The reason for this is because the behavior in question is currently this way by design and our team is aware of the findings you've shared.

We see it differently. Think about why someone sets a second password on Pass in the first place. It serves a specific purpose. It's so that if your main account ever gets compromised, whether through a leak, a phish, or a reused password, you have a safety net. The second password is your guarantee that your vault is still safe, and that you have time to react: change your main password, kill active sessions, lock things down before the attacker reaches the crown jewels.
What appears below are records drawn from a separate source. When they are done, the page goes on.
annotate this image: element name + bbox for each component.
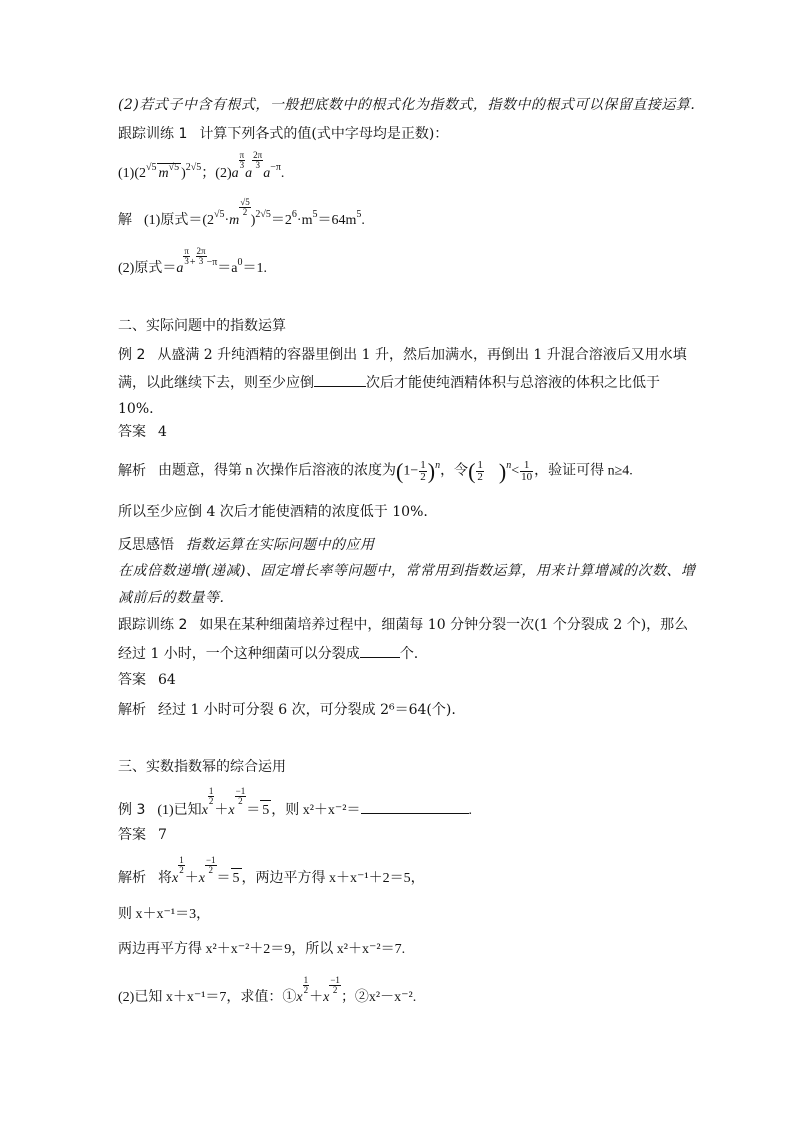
example-2-line-1 [118,345,687,365]
label: 例 2 [118,347,146,363]
part-c: ＝1. [242,261,267,276]
training-2-line-2 [118,643,418,664]
text-c: . [468,803,472,818]
part-e: . [361,213,365,228]
text-c: ，验证可得 n≥4. [534,463,633,479]
label: 跟踪训练 1 [118,126,188,142]
question-1: $(1)(2^{√5}$ $m^{√5}$ )$^{2√5}$；(2)a $\frac{\pi}{3}$ a $\frac{2\pi}{3}$ $a^{-\pi}$. [118,163,284,185]
analysis-2-conclusion: 所以至少应倒 4 次后才能使酒精的浓度低于 10%. [118,504,428,520]
section-3-heading: 三、实数指数幂的综合运用 [118,759,286,775]
section-2-heading: 二、实际问题中的指数运算 [118,318,286,334]
label: 答案 [118,672,146,688]
text-a: (1)已知 [157,803,202,818]
text-a: 满，以此继续下去，则至少应倒 [118,375,314,391]
part-1-label: (1) [118,166,135,181]
text-b: ，令 [440,463,469,479]
label: 例 3 [118,802,146,818]
part-b: ＝2 [270,213,292,228]
analysis-2: 解析 由题意，得第 n 次操作后溶液的浓度为(1− $\frac{1}{2}$ )$^n$，令( $\frac{1}{2}$ )$^n$< $\frac{1}{10}$ ，验证可得 n≥4. [118,458,633,484]
training-2-line-1 [118,615,688,635]
answer-blank [314,372,366,387]
label: 解析 [118,702,146,718]
answer-blank [360,643,400,658]
reflection-line-1: 在成倍数递增(递减)、固定增长率等问题中，常常用到指数运算，用来计算增减的次数、增 [118,563,696,579]
text: 经过 1 小时可分裂 6 次，可分裂成 2⁶＝64(个). [158,702,456,718]
training-1 [118,124,448,144]
solution-1: 解 (1)原式$=(2^{√5}\cdot m$ $\frac{√5}{2}$ )$^{2√5}=2^6\cdot m^5=64m^5$. [118,197,365,228]
text-b: ；②x²－x⁻². [340,990,417,1005]
text-a: 由题意，得第 n 次操作后溶液的浓度为 [158,463,396,479]
analysis-3 [118,700,456,720]
answer-2 [118,422,167,442]
answer-4 [118,825,167,845]
part-a: (2)原式＝ [118,261,177,276]
text-b: 次后才能使纯酒精体积与总溶液的体积之比低于 [366,375,660,391]
analysis-4-step-3: 两边再平方得 x²＋x⁻²＋2＝9，所以 x²＋x⁻²＝7. [118,942,406,957]
text-b: ，则 x²＋x⁻²＝ [271,803,361,818]
text-b: 个. [399,646,419,662]
label: 答案 [118,827,146,843]
example-2-line-2 [118,372,660,393]
text: 如果在某种细菌培养过程中，细菌每 10 分钟分裂一次(1 个分裂成 2 个)，那么 [199,617,689,633]
label: 答案 [118,424,146,440]
text-a: 经过 1 小时，一个这种细菌可以分裂成 [118,646,360,662]
label: 反思感悟 [118,537,174,553]
part-c: ·m [296,213,313,228]
value: 7 [158,827,167,843]
analysis-4-step-2: 则 x＋x⁻¹＝3， [118,907,211,922]
label: 跟踪训练 2 [118,617,188,633]
label: 解 [118,212,132,228]
value: 4 [158,424,167,440]
paragraph-root-rule: (2)若式子中含有根式，一般把底数中的根式化为指数式，指数中的根式可以保留直接运算. [118,97,696,113]
example-2-line-3: 10%. [118,401,154,417]
label: 解析 [118,462,146,479]
title: 指数运算在实际问题中的应用 [186,537,375,553]
part-b: ＝a [217,261,238,276]
reflection [118,535,375,555]
part-a: (1)原式＝ [144,213,203,228]
part-2-label: ；(2) [201,166,232,181]
example-3-part-2: (2)已知 x＋x⁻¹＝7，求值：①x $\frac{1}{2}$ ＋x $\frac{-1}{2}$ ；②x²－x⁻². [118,975,417,1005]
part-d: ＝64m [317,213,357,228]
analysis-4: 解析 将x $\frac{1}{2}$ ＋x $\frac{-1}{2}$ ＝ 5 ，两边平方得 x＋x⁻¹＋2＝5， [118,868,425,889]
solution-2: (2)原式＝a $\frac{\pi}{3}$ + $\frac{2\pi}{3}$ $^{-\pi}=a^0=1$. [118,246,267,276]
text-a: 将 [158,871,172,886]
text-a: (2)已知 x＋x⁻¹＝7，求值：① [118,990,297,1005]
reflection-line-2: 减前后的数量等. [118,590,225,606]
answer-blank [361,799,469,814]
answer-3 [118,670,176,690]
text-b: ，两边平方得 x＋x⁻¹＋2＝5， [241,871,425,886]
label: 解析 [118,870,146,886]
text: 计算下列各式的值(式中字母均是正数)： [199,126,449,142]
example-3: 例 3 (1)已知x $\frac{1}{2}$ ＋x $\frac{-1}{2}$ ＝ 5 ，则 x²＋x⁻²＝ . [118,799,472,821]
value: 64 [158,672,176,688]
text: 从盛满 2 升纯酒精的容器里倒出 1 升，然后加满水，再倒出 1 升混合溶液后又用水填 [157,347,687,363]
The deeper issue here is one of trust roots. In this setup, your email account is effectively the root of identity for everything else: account recovery flows back to it, session approvals flow through it, and now Emergency Access does too. That makes it a single point of failure. You can build a heavily fortified vault with an extra lock on it (Proton Pass with a second password), but if the person holding the front-door key (your email) is trusted unconditionally by the system, they can walk in through the emergency entrance and open the vault without ever touching that second lock. Once your root of identity falls, the second layer stops mattering.

Emergency Access with None makes this concrete. The moment the main account falls, the vault falls with it. No delay, no warning you can act on, no second layer holding the line.

Edit: Another way to secure this feature would be to ask for the second password of Proton Pass right when you add an emergency access email.

Sending an email to the compromised user when Emergency Access is triggered is a step in the right direction, but it leans on the same trust root that just got broken. An attacker with mailbox access can quietly add a filter to delete or archive the notification, and the user never sees it (without the Proton Pass app). A meaningful warning needs to go somewhere outside that trust root: SMS, a recovery email on a different provider, or a push notification to a device that doesn't depend on the compromised account.

I'm not saying Emergency Access should be removed. It solves a real problem. My feedback is narrower: the None wait-time option shouldn't exist.

The counter-argument writes itself: some users want immediate access for a spouse, a business partner, a caregiver. Fair. But none of those cases actually require None. A 24 hour minimum covers every one of them without meaningfully inconveniencing anyone, while still preserving the exact thing the second password was supposed to give you in the first place: time.

Security works best in layers, but layers only help if they fail independently. Enable multi-factor authentication on your account and set a second password where you can. Together, those measures raise the bar against account takeover and keep your Proton Pass vault out of reach for this bypass, as long as the layer underneath them, your email, is still standing.